All of which is offered in the context of disremembrance regarding your own eating preferences and the need to share a wonderful recipe left some time ago in he comments on my blog. If you can't use it, then perhaps you can pass it on to some meat eaters:
Pork should always be well done. This is easy to do with the fast-cooking well-lubricated flesh of a young porker. At moderate temperature, 350B:F, an 200-pound pig, stuffed, will be done in forty hours. It will feed up to 150 people.
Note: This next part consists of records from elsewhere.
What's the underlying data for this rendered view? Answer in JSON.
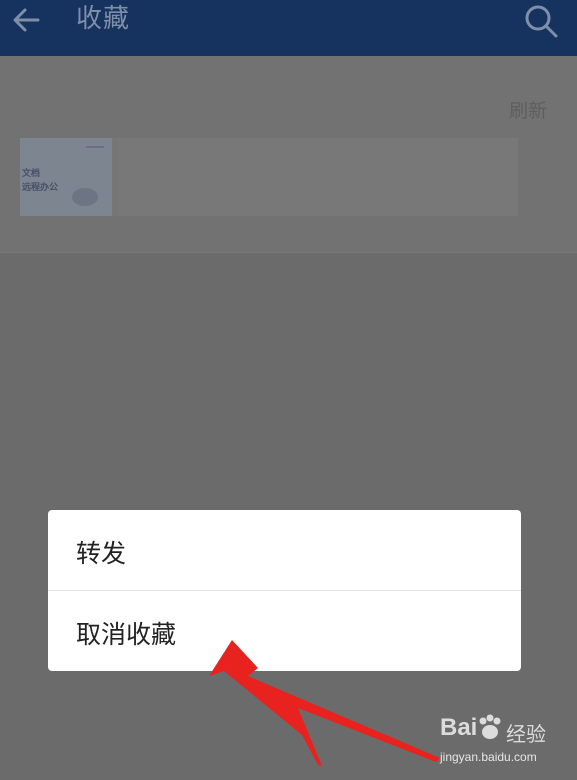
{
  "header": {
    "title": "收藏",
    "back_icon": "back-arrow-icon",
    "search_icon": "search-icon"
  },
  "content": {
    "refresh_label": "刷新",
    "card": {
      "thumbnail_lines": [
        "文档",
        "远程办公"
      ]
    }
  },
  "menu": {
    "items": [
      {
        "label": "转发"
      },
      {
        "label": "取消收藏"
      }
    ]
  },
  "watermark": {
    "brand": "Bai",
    "suffix": "经验",
    "url": "jingyan.baidu.com"
  },
  "colors": {
    "topbar": "#16325e",
    "overlay": "#6b6b6b",
    "menu_bg": "#ffffff",
    "arrow": "#e8231f"
  }
}
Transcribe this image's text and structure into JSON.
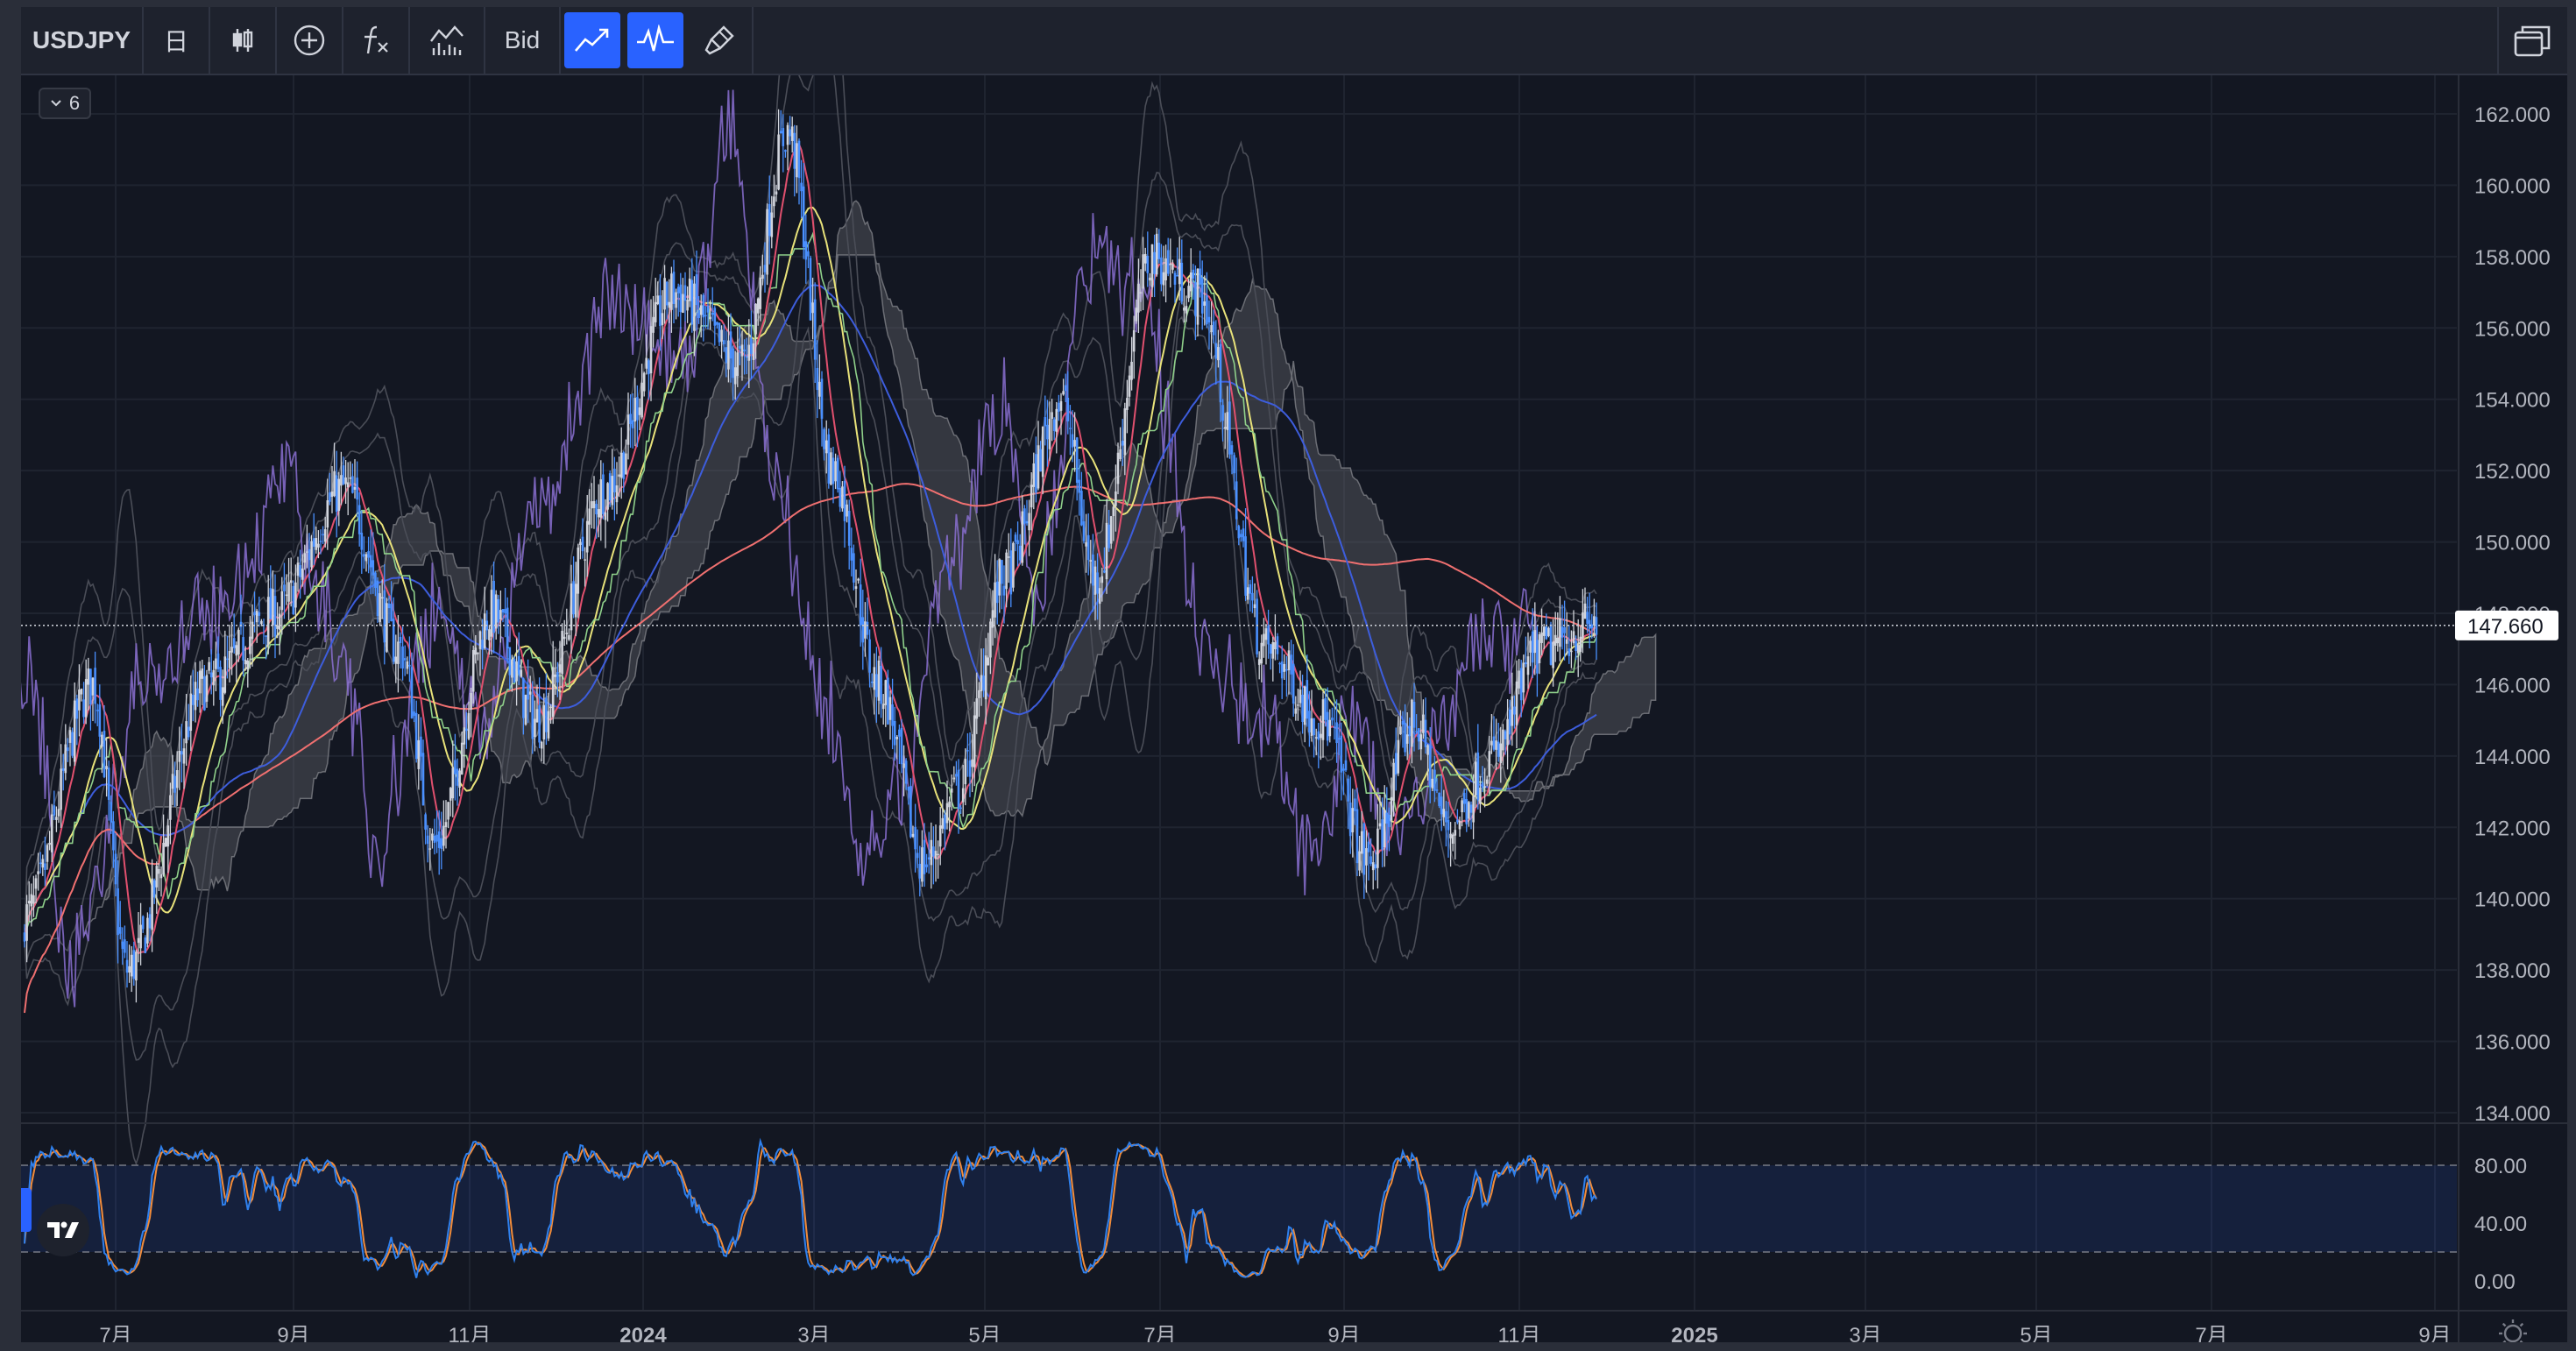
{
  "toolbar": {
    "symbol": "USDJPY",
    "timeframe": "日",
    "price_side": "Bid",
    "icons": [
      "candles-icon",
      "add-indicator-icon",
      "fx-formula-icon",
      "compare-icon",
      "line-chart-icon",
      "oscillator-icon",
      "brush-icon",
      "layout-windows-icon"
    ]
  },
  "legend_toggle": {
    "count": "6"
  },
  "chart_data": {
    "type": "line",
    "description_series": [
      "candles",
      "sma",
      "ichimoku-cloud",
      "bollinger",
      "stochastic"
    ],
    "price_axis": {
      "min": 134,
      "max": 162,
      "ticks": [
        "162.000",
        "160.000",
        "158.000",
        "156.000",
        "154.000",
        "152.000",
        "150.000",
        "148.000",
        "146.000",
        "144.000",
        "142.000",
        "140.000",
        "138.000",
        "136.000",
        "134.000"
      ]
    },
    "current_price": "147.660",
    "time_axis": [
      "7月",
      "9月",
      "11月",
      "2024",
      "3月",
      "5月",
      "7月",
      "9月",
      "11月",
      "2025",
      "3月",
      "5月",
      "7月",
      "9月"
    ],
    "close_anchors": [
      [
        0,
        139.5
      ],
      [
        30,
        146
      ],
      [
        45,
        138
      ],
      [
        80,
        146
      ],
      [
        110,
        148
      ],
      [
        140,
        151.5
      ],
      [
        165,
        147
      ],
      [
        180,
        141.5
      ],
      [
        205,
        148
      ],
      [
        225,
        145
      ],
      [
        255,
        151.5
      ],
      [
        285,
        157
      ],
      [
        315,
        155
      ],
      [
        335,
        161.5
      ],
      [
        355,
        152
      ],
      [
        375,
        146
      ],
      [
        395,
        141
      ],
      [
        410,
        143
      ],
      [
        430,
        149
      ],
      [
        455,
        154
      ],
      [
        470,
        149
      ],
      [
        495,
        158
      ],
      [
        515,
        157
      ],
      [
        545,
        147
      ],
      [
        570,
        145
      ],
      [
        590,
        141
      ],
      [
        610,
        145
      ],
      [
        625,
        142
      ],
      [
        645,
        144
      ],
      [
        665,
        147
      ],
      [
        690,
        147.7
      ]
    ],
    "oscillator": {
      "min": 0,
      "max": 100,
      "ticks": [
        "80.00",
        "40.00",
        "0.00"
      ],
      "upper": 80,
      "lower": 20
    },
    "colors": {
      "up": "#d1d4dc",
      "down": "#4a90ff",
      "sma_short": "#e0506e",
      "sma_mid": "#e8e27a",
      "sma_long": "#3d5ddc",
      "sma_200": "#f07070",
      "cloud": "#5d5f66",
      "bb": "#8a6fd0",
      "stoch_k": "#2f80ed",
      "stoch_d": "#f28c3a"
    }
  }
}
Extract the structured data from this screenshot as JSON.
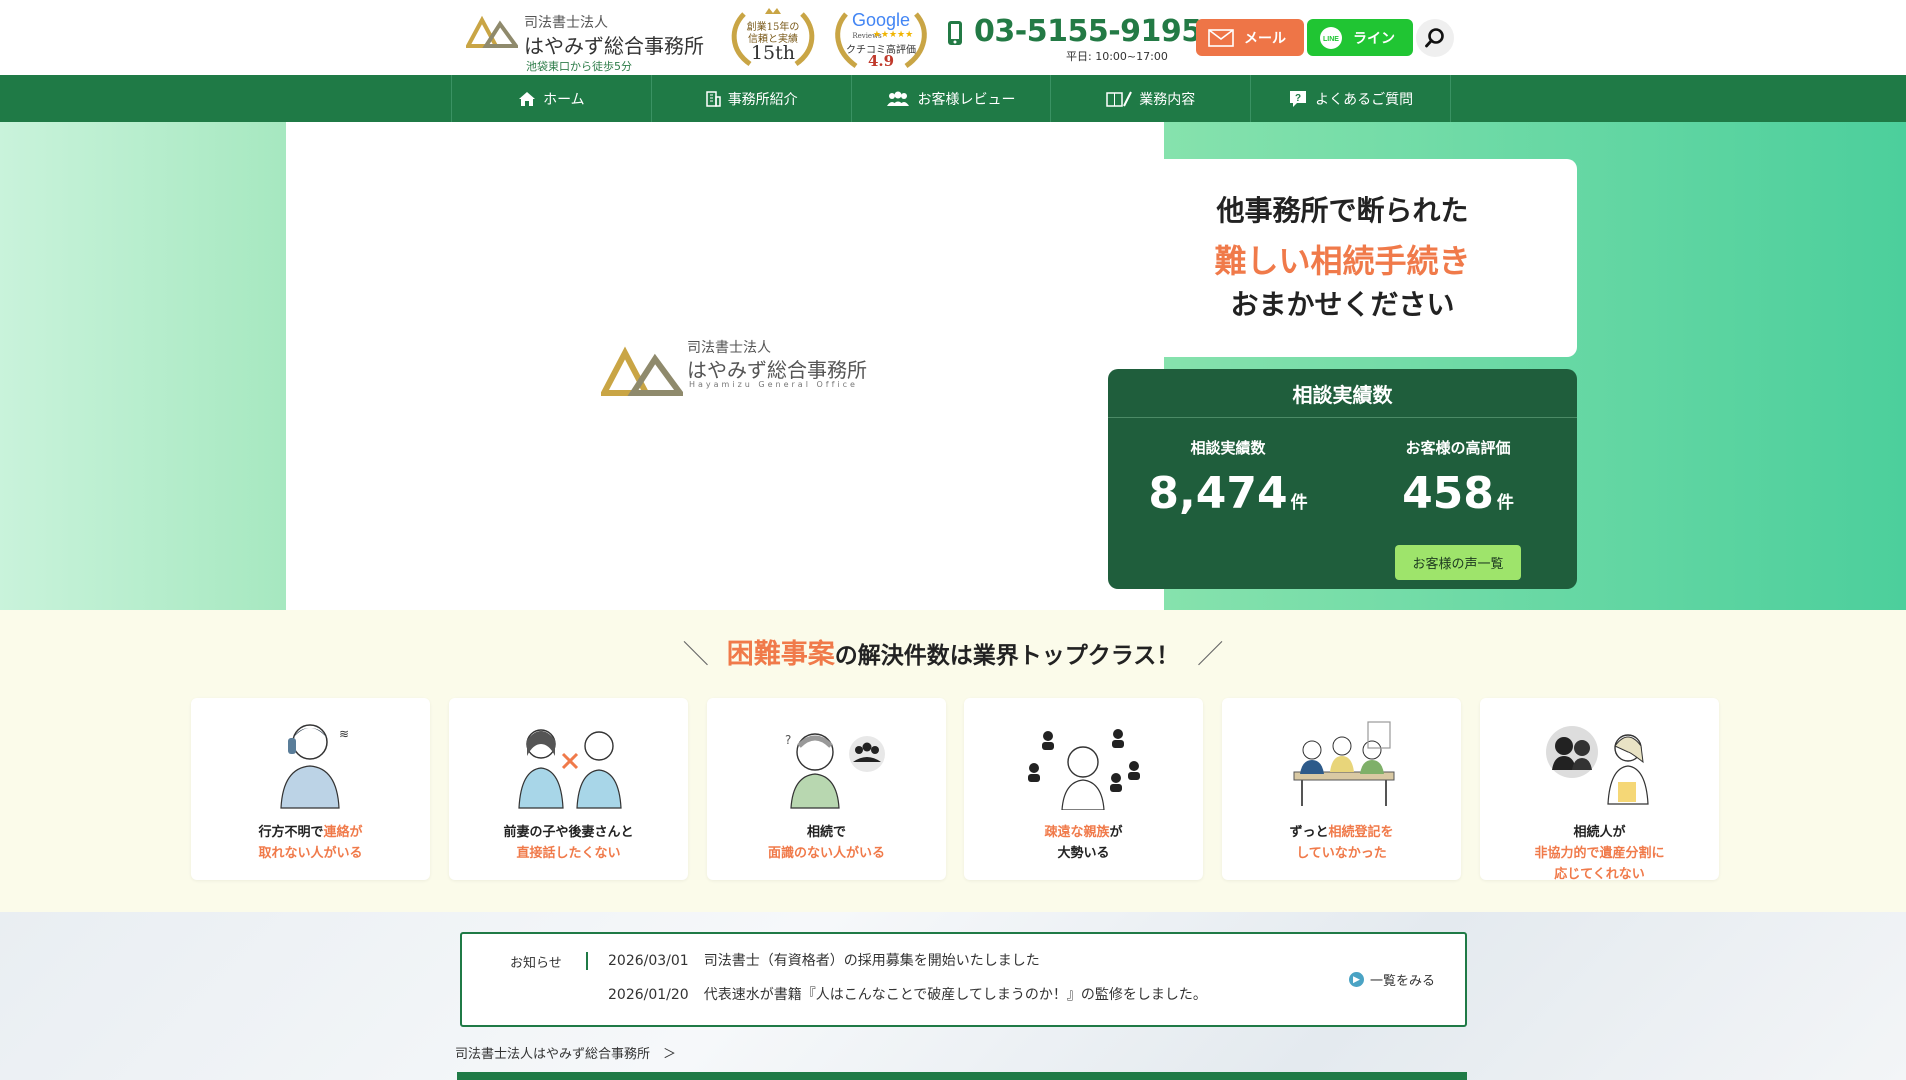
{
  "header": {
    "logo": {
      "line1": "司法書士法人",
      "line2": "はやみず総合事務所",
      "access": "池袋東口から徒歩5分"
    },
    "award_years": {
      "line1": "創業15年の",
      "line2": "信頼と実績",
      "big": "15th"
    },
    "award_google": {
      "brand": "Google",
      "reviews": "Reviews",
      "line": "クチコミ高評価",
      "score": "4.9"
    },
    "phone": {
      "number": "03-5155-9195",
      "hours": "平日: 10:00~17:00"
    },
    "mail_label": "メール",
    "line_label": "ライン",
    "line_icon_text": "LINE"
  },
  "nav": {
    "items": [
      {
        "label": "ホーム",
        "icon": "home-icon"
      },
      {
        "label": "事務所紹介",
        "icon": "building-icon"
      },
      {
        "label": "お客様レビュー",
        "icon": "users-icon"
      },
      {
        "label": "業務内容",
        "icon": "book-pen-icon"
      },
      {
        "label": "よくあるご質問",
        "icon": "question-icon"
      }
    ]
  },
  "hero": {
    "logo": {
      "line1": "司法書士法人",
      "line2": "はやみず総合事務所",
      "line3": "Hayamizu General Office"
    },
    "copy": {
      "line1": "他事務所で断られた",
      "line2": "難しい相続手続き",
      "line3": "おまかせください"
    },
    "stats": {
      "title": "相談実績数",
      "left": {
        "label": "相談実績数",
        "value": "8,474",
        "unit": "件"
      },
      "right": {
        "label": "お客様の高評価",
        "value": "458",
        "unit": "件"
      },
      "voice_button": "お客様の声一覧"
    }
  },
  "cases": {
    "title_highlight": "困難事案",
    "title_rest": "の解決件数は業界トップクラス！",
    "cards": [
      {
        "a": "行方不明で",
        "b": "連絡が",
        "c": "取れない人がいる",
        "d": ""
      },
      {
        "a": "前妻の子や後妻さんと",
        "b": "",
        "c": "直接話したくない",
        "d": ""
      },
      {
        "a": "相続で",
        "b": "",
        "c": "面識のない人がいる",
        "d": ""
      },
      {
        "a": "疎遠な親族",
        "b": "が",
        "c": "大勢いる",
        "d": ""
      },
      {
        "a": "ずっと",
        "b": "相続登記を",
        "c": "していなかった",
        "d": ""
      },
      {
        "a": "相続人が",
        "b": "",
        "c": "非協力的で遺産分割に",
        "d": "応じてくれない"
      }
    ]
  },
  "news": {
    "label": "お知らせ",
    "items": [
      {
        "date": "2026/03/01",
        "text": "司法書士（有資格者）の採用募集を開始いたしました"
      },
      {
        "date": "2026/01/20",
        "text": "代表速水が書籍『人はこんなことで破産してしまうのか！』の監修をしました。"
      }
    ],
    "more": "一覧をみる"
  },
  "breadcrumb": "司法書士法人はやみず総合事務所　＞",
  "colors": {
    "brand_green": "#1f7a46",
    "dark_green": "#1f5e3c",
    "accent_orange": "#f07a4a",
    "line_green": "#20c533",
    "mail_orange": "#ee7547",
    "gold": "#c9a545"
  }
}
Handling it in the kitchen will take ten pairs of hands.
You will need:
A dressed pig (The pig should have clean ears and be free of hair. Rinse with cold water and pat dry.)
Bread, 20 pounds sliced
Yellow onions, 10 pound
Butter, 60 tbsp
Dried sage, 30 tsp crumbled
Eggs, 25
Cider, 10 cup
Parsley, 6 cups chopped fresh
Ground nutmeg and mace
White flour, 20 tbsp
Cranberries, 10 cup whole
Large red apple
Garnish: parsley, cress, celery leaves, or evergreen boughs
At serving time remove pig to large platter or board. Tie on a cranberry necklace and place cranberries in eye sockets. Prop mouth open with a shiny red apple. Garnish platter with greens.
Frank, our Aunt Hentic would be proud.
I'm what you'd call a whateverist. I will eat whatever is given to me, but typically I do not buy meat products (or bread for that matter...) because , eh, I can't afford the nice local organic butcher.